EDIT: I see my post is being downvoted. I know that it may come across as insensitive to immediately leap to the gun control debate, but frankly I'm more angry than upset by this news. How many times does it have to happen? We have a good 48 hours of emotional outpouring and then everyone forgets it ever happened.
Was the Oklahoma-city bombing a wake-up call for "explosives control"? Was the 2009 Chengdu bus-fire (http://en.wikipedia.org/wiki/2009_Chengdu_bus_fire) a wake-up call for diesel control? Was the Osaka school massacre (http://en.wikipedia.org/wiki/Osaka_school_massacre) a wake-up call for knife-control? Was the 2012 Toronto mall shooting a wake-up call for gun-control in Canada, which already has extremely stringent gun-laws?
It's all too easy to blame the gun in these situations, but guns are just tools, as are knives, and diesel fuel, and even explosives.
It's not the gun. It never was the gun. It's the person.

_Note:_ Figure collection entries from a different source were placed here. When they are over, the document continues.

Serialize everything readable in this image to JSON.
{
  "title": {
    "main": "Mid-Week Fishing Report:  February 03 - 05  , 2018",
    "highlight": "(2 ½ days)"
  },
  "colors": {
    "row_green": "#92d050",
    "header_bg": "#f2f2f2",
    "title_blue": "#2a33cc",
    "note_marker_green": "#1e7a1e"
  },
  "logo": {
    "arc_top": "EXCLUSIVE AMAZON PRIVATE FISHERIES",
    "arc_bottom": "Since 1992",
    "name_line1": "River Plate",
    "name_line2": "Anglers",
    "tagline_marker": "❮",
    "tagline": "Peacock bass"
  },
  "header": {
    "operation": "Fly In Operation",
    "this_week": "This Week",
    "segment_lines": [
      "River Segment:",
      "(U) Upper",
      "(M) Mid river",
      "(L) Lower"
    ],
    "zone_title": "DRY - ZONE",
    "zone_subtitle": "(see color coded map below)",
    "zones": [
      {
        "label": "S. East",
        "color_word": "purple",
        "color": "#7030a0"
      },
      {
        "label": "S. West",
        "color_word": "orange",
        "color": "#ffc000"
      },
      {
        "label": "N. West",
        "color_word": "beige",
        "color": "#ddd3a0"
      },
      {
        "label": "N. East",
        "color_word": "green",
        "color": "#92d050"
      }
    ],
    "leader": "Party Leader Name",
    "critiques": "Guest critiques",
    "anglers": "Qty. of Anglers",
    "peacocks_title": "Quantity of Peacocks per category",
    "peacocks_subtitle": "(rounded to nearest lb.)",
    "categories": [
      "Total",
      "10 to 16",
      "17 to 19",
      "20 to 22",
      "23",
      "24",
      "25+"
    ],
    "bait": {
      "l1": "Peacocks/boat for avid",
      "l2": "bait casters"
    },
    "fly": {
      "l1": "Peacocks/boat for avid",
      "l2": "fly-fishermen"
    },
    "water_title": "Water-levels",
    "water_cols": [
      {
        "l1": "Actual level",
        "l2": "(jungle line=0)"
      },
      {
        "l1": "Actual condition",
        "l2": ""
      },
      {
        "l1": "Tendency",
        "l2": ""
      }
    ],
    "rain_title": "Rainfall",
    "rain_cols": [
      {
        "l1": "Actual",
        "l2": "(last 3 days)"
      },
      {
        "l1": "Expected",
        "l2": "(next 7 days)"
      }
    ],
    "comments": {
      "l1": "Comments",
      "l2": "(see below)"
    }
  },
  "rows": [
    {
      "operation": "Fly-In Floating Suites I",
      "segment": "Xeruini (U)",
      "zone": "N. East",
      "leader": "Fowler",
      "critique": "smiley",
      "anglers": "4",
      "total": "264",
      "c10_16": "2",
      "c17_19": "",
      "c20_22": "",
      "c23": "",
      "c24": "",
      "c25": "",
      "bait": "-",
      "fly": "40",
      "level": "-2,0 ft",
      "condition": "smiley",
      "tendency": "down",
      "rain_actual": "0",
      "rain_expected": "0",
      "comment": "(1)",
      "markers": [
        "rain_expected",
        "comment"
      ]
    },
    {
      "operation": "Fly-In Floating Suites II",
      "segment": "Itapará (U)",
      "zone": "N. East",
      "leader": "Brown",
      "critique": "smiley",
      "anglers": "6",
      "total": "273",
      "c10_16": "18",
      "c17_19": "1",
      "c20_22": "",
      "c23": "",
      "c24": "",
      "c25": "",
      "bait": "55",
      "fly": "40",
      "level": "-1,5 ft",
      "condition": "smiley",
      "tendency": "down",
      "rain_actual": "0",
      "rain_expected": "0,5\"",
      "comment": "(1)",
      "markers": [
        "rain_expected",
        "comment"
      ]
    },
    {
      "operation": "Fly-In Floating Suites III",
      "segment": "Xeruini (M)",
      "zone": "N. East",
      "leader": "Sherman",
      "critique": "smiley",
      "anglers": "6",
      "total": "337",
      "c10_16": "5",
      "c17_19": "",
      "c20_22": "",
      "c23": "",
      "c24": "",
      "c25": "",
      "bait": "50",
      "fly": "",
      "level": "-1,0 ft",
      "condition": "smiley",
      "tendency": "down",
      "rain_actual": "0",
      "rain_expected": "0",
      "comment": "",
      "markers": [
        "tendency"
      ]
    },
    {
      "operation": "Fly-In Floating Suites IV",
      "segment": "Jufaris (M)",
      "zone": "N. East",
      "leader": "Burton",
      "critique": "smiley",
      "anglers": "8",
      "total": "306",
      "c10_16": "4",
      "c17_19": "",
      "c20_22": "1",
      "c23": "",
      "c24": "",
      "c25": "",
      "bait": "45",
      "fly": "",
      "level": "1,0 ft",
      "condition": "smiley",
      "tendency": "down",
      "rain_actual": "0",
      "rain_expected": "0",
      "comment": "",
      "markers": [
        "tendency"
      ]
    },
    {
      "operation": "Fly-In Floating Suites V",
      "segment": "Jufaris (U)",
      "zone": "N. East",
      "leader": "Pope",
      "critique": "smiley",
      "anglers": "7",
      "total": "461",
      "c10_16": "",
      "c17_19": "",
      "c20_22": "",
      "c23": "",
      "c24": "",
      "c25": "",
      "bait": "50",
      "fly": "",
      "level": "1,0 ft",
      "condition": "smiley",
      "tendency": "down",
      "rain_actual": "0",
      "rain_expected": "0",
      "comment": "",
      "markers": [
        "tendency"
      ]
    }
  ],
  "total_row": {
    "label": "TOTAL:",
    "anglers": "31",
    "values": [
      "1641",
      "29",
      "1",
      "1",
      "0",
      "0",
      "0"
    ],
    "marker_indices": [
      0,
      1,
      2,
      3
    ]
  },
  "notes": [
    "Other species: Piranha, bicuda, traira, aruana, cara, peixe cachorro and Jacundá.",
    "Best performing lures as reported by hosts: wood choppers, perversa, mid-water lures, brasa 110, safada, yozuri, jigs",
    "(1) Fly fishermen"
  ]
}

The problem is how we treat mental illness. It's so stigmatized that people feel extreme shame and a sense that they just have to want to be better.
Every single person should be able to walk into a doctor's office, be screened and treated for their illness without the stigma that we attach to it. "Why should I have to pay for it?" This is one, among many, of the reasons. Will it eliminate these incidents? Nope but the result will still be a better society.